La disabilità nel ventunesimo secolo rappresenta ancora una grande barriera per l’inclusione e l’accesso, non solo a un adeguato stile di vita, ma anche a molti diritti umani fondamentali.
Le persone con disabilità, infatti, sono ancora fra quelle più marginalizzate e discriminate, sia nei paesi sviluppati, che in quelli sottosviluppati e molti bambini sono spesso privati di servizi di base che potrebbero consentire loro di accrescere le loro capacità e il loro potenziale umano, nonché di avere un’esistenza più serena ed appropriata.
“The African Report on Children with Disabilities” spiega che l’Africa è fra i paesi con il più alto numero di bambini disabili, a causa dei conflitti armati, della povertà e della mancanza di adeguati servizi sanitari (pre-natali, post parto e, quindi di prevenzione) e che, spesso i tassi di mortalità dei bimbi disabili è più elevato anche perché l’accesso alle cure sanitarie e riabilitative è molto ridotto, inflazionato dall’impossibilità di affrontare un viaggio per le famiglie che vivono in zone rurali, o lontane dall’ospedale.
I bimbi con disabilità hanno un accesso molto limitato alla socializzazione, all’istruzione (solo un bambino su dieci va a scuola) e all’assistenza sanitaria e fanno fronte, insieme alle loro famiglie, a discriminazioni e stigmatizzazioni derivanti soprattutto da credenze culturali, che porta numerosi genitori anche a non registrarne la nascita.
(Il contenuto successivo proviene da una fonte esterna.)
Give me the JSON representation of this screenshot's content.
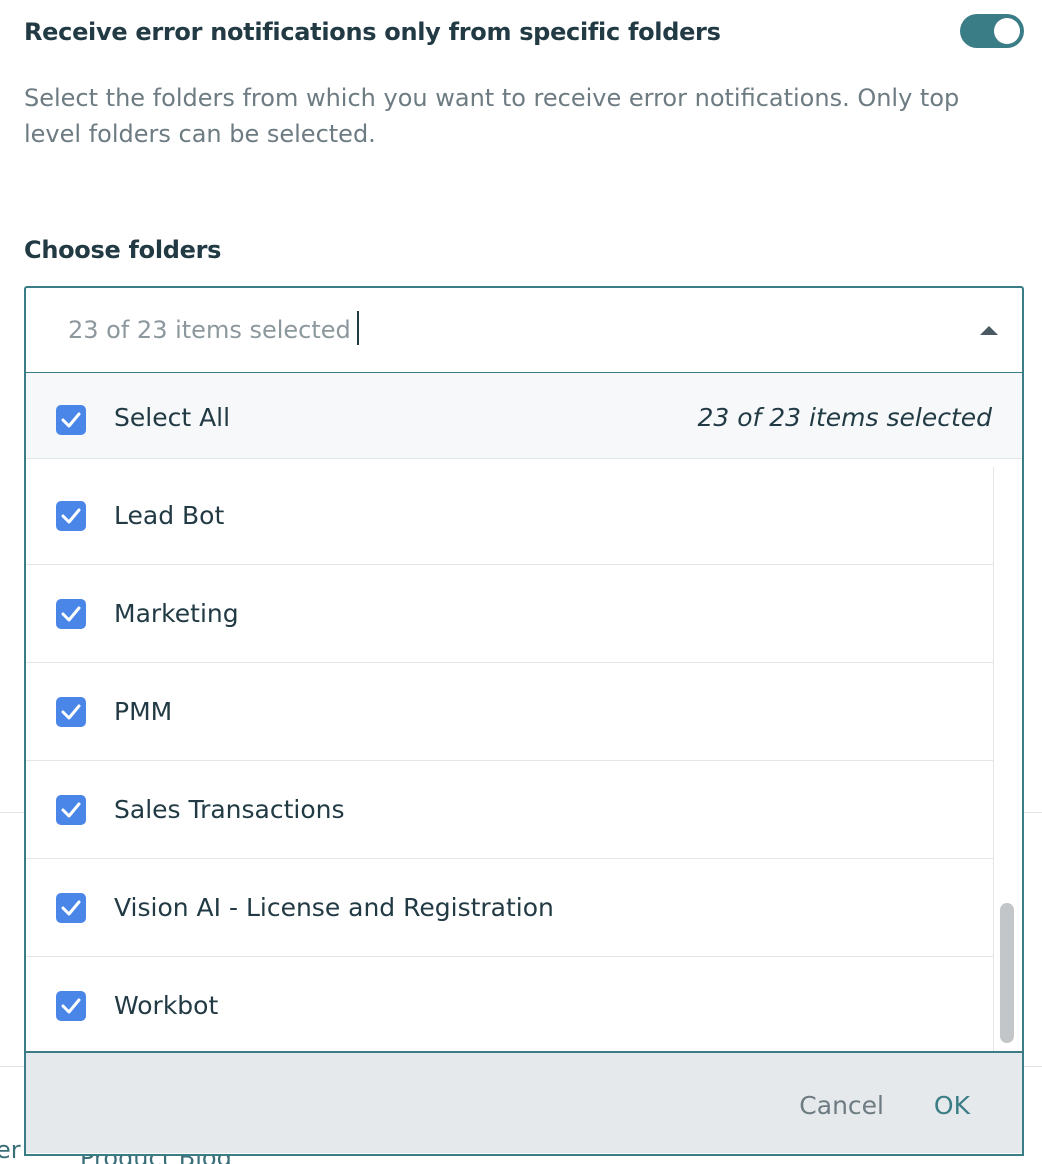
{
  "setting": {
    "title": "Receive error notifications only from specific folders",
    "toggle_on": true,
    "description": "Select the folders from which you want to receive error notifications. Only top level folders can be selected."
  },
  "chooser": {
    "label": "Choose folders",
    "value": "23 of 23 items selected",
    "select_all_label": "Select All",
    "select_all_checked": true,
    "selected_count": "23 of 23 items selected",
    "items": [
      {
        "label": "Lead Bot",
        "checked": true
      },
      {
        "label": "Marketing",
        "checked": true
      },
      {
        "label": "PMM",
        "checked": true
      },
      {
        "label": "Sales Transactions",
        "checked": true
      },
      {
        "label": "Vision AI - License and Registration",
        "checked": true
      },
      {
        "label": "Workbot",
        "checked": true
      }
    ],
    "cancel_label": "Cancel",
    "ok_label": "OK"
  },
  "background": {
    "footer_fragment_left": "er",
    "footer_fragment_blog": "Product Blog"
  },
  "colors": {
    "accent": "#3a7d86",
    "checkbox": "#4a86e8"
  }
}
In Etiopia circa il 70% e in Uganda il 50% di bambini disabili non vengono registrati, non hanno una nazionalità, ed è come se di fatto non esistessero, fattore che non offre la possibilità di accedere ai diritti umani fondamentali di cui ogni cittadino può godere.
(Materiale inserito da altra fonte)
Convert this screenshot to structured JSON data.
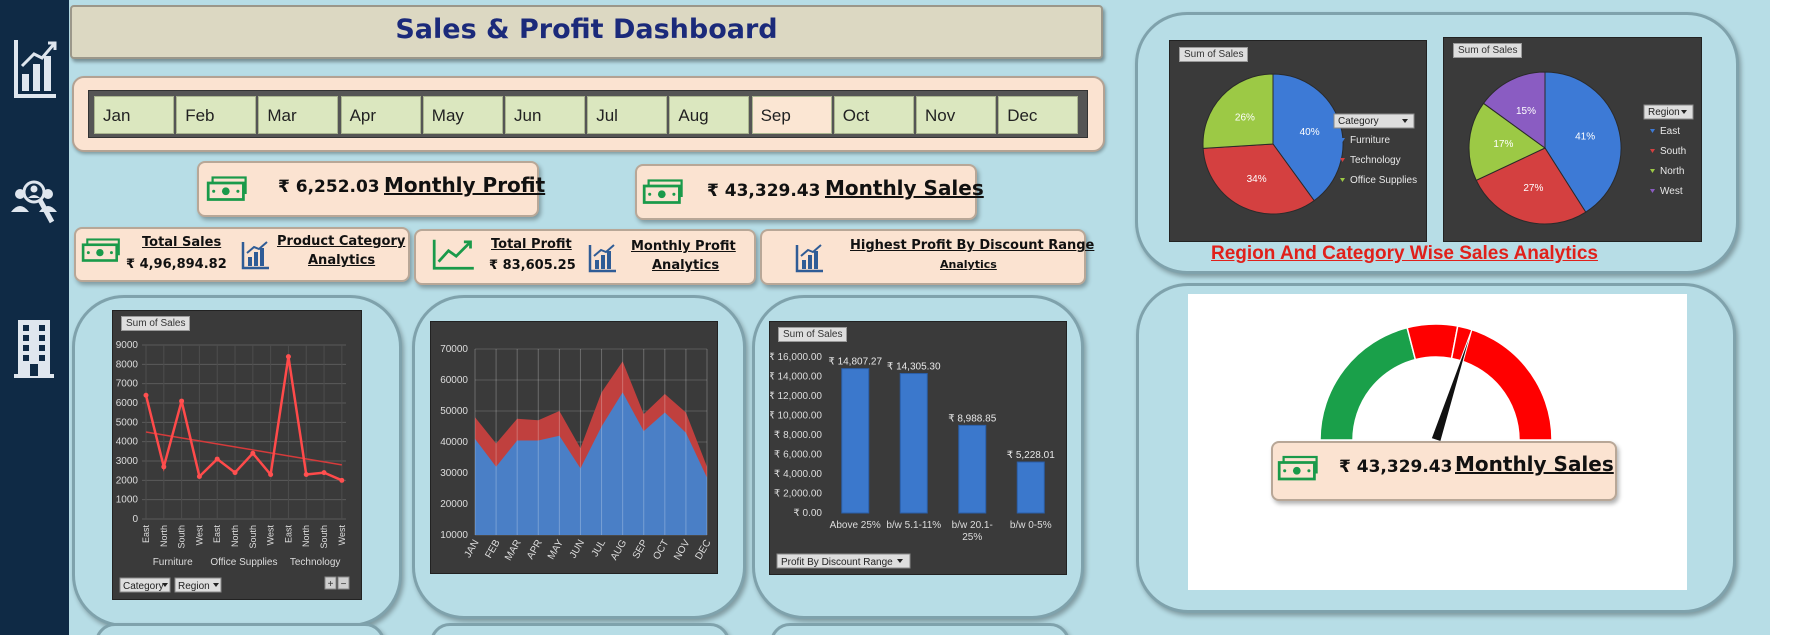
{
  "title": "Sales & Profit Dashboard",
  "sidebar": {
    "items": [
      "chart-icon",
      "people-search-icon",
      "building-icon"
    ]
  },
  "months": [
    "Jan",
    "Feb",
    "Mar",
    "Apr",
    "May",
    "Jun",
    "Jul",
    "Aug",
    "Sep",
    "Oct",
    "Nov",
    "Dec"
  ],
  "selected_month": "Sep",
  "kpis": {
    "monthly_profit": {
      "value": "₹ 6,252.03",
      "label": "Monthly Profit"
    },
    "monthly_sales": {
      "value": "₹ 43,329.43",
      "label": "Monthly Sales"
    }
  },
  "nav": {
    "total_sales": {
      "label": "Total Sales",
      "value": "₹ 4,96,894.82",
      "link_line1": "Product  Category",
      "link_line2": "Analytics"
    },
    "total_profit": {
      "label": "Total Profit",
      "value": "₹ 83,605.25",
      "link_line1": "Monthly  Profit",
      "link_line2": "Analytics"
    },
    "discount": {
      "link_line1": "Highest  Profit By Discount Range",
      "link_line2": "Analytics"
    }
  },
  "region_caption": "Region And Category Wise Sales Analytics",
  "gauge": {
    "value": "₹ 43,329.43",
    "label": "Monthly  Sales",
    "needle_fraction": 0.6,
    "colors": [
      "#1aa04a",
      "#ff0000"
    ]
  },
  "colors": {
    "sidebar": "#0f2a45",
    "title": "#1b2a7a",
    "accent_red": "#e0201a",
    "icon_green": "#1a9a4a",
    "icon_blue": "#2f5c96"
  },
  "chart_data": [
    {
      "type": "pie",
      "button": "Sum of Sales",
      "filter": "Category",
      "slices": [
        {
          "name": "Furniture",
          "value": 40,
          "label": "40%",
          "color": "#3d7ad6"
        },
        {
          "name": "Technology",
          "value": 34,
          "label": "34%",
          "color": "#d44040"
        },
        {
          "name": "Office Supplies",
          "value": 26,
          "label": "26%",
          "color": "#9cc945"
        }
      ]
    },
    {
      "type": "pie",
      "button": "Sum of Sales",
      "filter": "Region",
      "slices": [
        {
          "name": "East",
          "value": 41,
          "label": "41%",
          "color": "#3d7ad6"
        },
        {
          "name": "South",
          "value": 27,
          "label": "27%",
          "color": "#d44040"
        },
        {
          "name": "North",
          "value": 17,
          "label": "17%",
          "color": "#9cc945"
        },
        {
          "name": "West",
          "value": 15,
          "label": "15%",
          "color": "#8a5cc2"
        }
      ]
    },
    {
      "type": "line",
      "button": "Sum of Sales",
      "x": [
        "East",
        "North",
        "South",
        "West",
        "East",
        "North",
        "South",
        "West",
        "East",
        "North",
        "South",
        "West"
      ],
      "groups": [
        "Furniture",
        "Office Supplies",
        "Technology"
      ],
      "values": [
        6400,
        2700,
        6100,
        2200,
        3100,
        2400,
        3400,
        2300,
        8400,
        2300,
        2400,
        2000
      ],
      "trend": [
        4500,
        2800
      ],
      "ylim": [
        0,
        9000
      ],
      "yticks": [
        "0",
        "1000",
        "2000",
        "3000",
        "4000",
        "5000",
        "6000",
        "7000",
        "8000",
        "9000"
      ],
      "filters": [
        "Category",
        "Region"
      ],
      "zoom": [
        "+",
        "−"
      ]
    },
    {
      "type": "area",
      "x": [
        "JAN",
        "FEB",
        "MAR",
        "APR",
        "MAY",
        "JUN",
        "JUL",
        "AUG",
        "SEP",
        "OCT",
        "NOV",
        "DEC"
      ],
      "series": [
        {
          "values": [
            48000,
            39500,
            47500,
            47000,
            50000,
            38000,
            56000,
            66000,
            49000,
            55500,
            49500,
            32000
          ],
          "color": "#c0403e"
        },
        {
          "values": [
            41000,
            32000,
            40500,
            40500,
            42000,
            31500,
            45000,
            56000,
            43500,
            49500,
            43000,
            28500
          ],
          "color": "#4a7fc6"
        }
      ],
      "ylim": [
        10000,
        70000
      ],
      "yticks": [
        "10000",
        "20000",
        "30000",
        "40000",
        "50000",
        "60000",
        "70000"
      ]
    },
    {
      "type": "bar",
      "button": "Sum of Sales",
      "filter": "Profit By Discount Range",
      "categories": [
        [
          "Above 25%"
        ],
        [
          "b/w 5.1-11%"
        ],
        [
          "b/w 20.1-",
          "25%"
        ],
        [
          "b/w 0-5%"
        ]
      ],
      "values": [
        14807.27,
        14305.3,
        8988.85,
        5228.01
      ],
      "labels": [
        "₹ 14,807.27",
        "₹ 14,305.30",
        "₹ 8,988.85",
        "₹ 5,228.01"
      ],
      "ylim": [
        0,
        16000
      ],
      "yticks": [
        "₹ 0.00",
        "₹ 2,000.00",
        "₹ 4,000.00",
        "₹ 6,000.00",
        "₹ 8,000.00",
        "₹ 10,000.00",
        "₹ 12,000.00",
        "₹ 14,000.00",
        "₹ 16,000.00"
      ]
    }
  ]
}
L’attitudine negativa da parte dei genitori è sicuramente uno dei fattori più difficili su cui lavorare, in quanto può portare i familiari a chiudere il figlio fra le mura domestiche, o a ripudiarlo, spesso insieme alla mamma, o addirittura ad ucciderlo perché si crede che possa portare sfortuna alla famiglia e alla comunità di appartenenza.
Secondo i dati UNESCO, solo il 10% dei bambini con disabilità riceve un’educazione primaria e le cause principali di questa bassa percentuale sono barriere culturali, inaccessibilità nelle infrastrutture, mancanza di servizi adeguati e di formazione del personale scolastico che porta molti genitori a rivolgersi alle cosiddette “scuole speciali” che però chiedono una tassa aggiuntiva e sono lontane. Un bambino non istruito, sarà un adulto che difficilmente avrà una buona occupazione, un buono stato economico e sociale e riuscirà ad occuparsi del proprio stato di salute.
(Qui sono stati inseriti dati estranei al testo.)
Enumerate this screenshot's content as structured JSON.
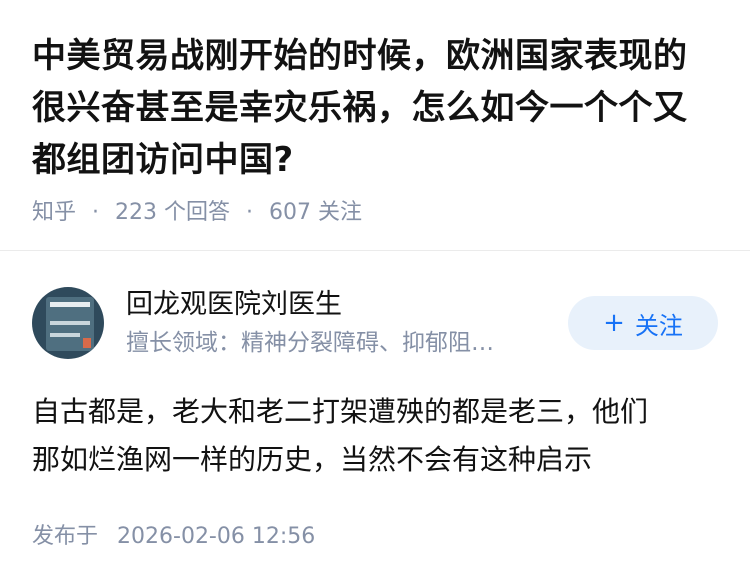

Nonostante la Dichiarazione dei Diritti dell’Uomo, nel lontano 1948 sanciva il diritto all’istruzione per tutti, ribadito dalla Convenzione ONU sui diritti dell’Infanzia nel 1989 e dalla Convenzione per i diritti delle persone con disabilità nel 2006, siamo ancora molto lontani dal garantire i diritti umani per tutti.
Si stanno facendo degli sforzi e ci sono nuove strategie di sviluppo, parte dei piani e delle politiche locali, ma mi chiedo quanto le organizzazioni italiane, e in genere occidentali, focalizzino dei propri progetti di cooperazione internazionale su questa problematica. Nonostante la tematica dei bambini disabili faccia ancora molto poco “rumore” sicuramente il lavoro da fare è parecchio e non dubitiamo che ci siano molti sostenitori desiderosi di aiutare bambini i cui diritti sono di così difficile realizzazione.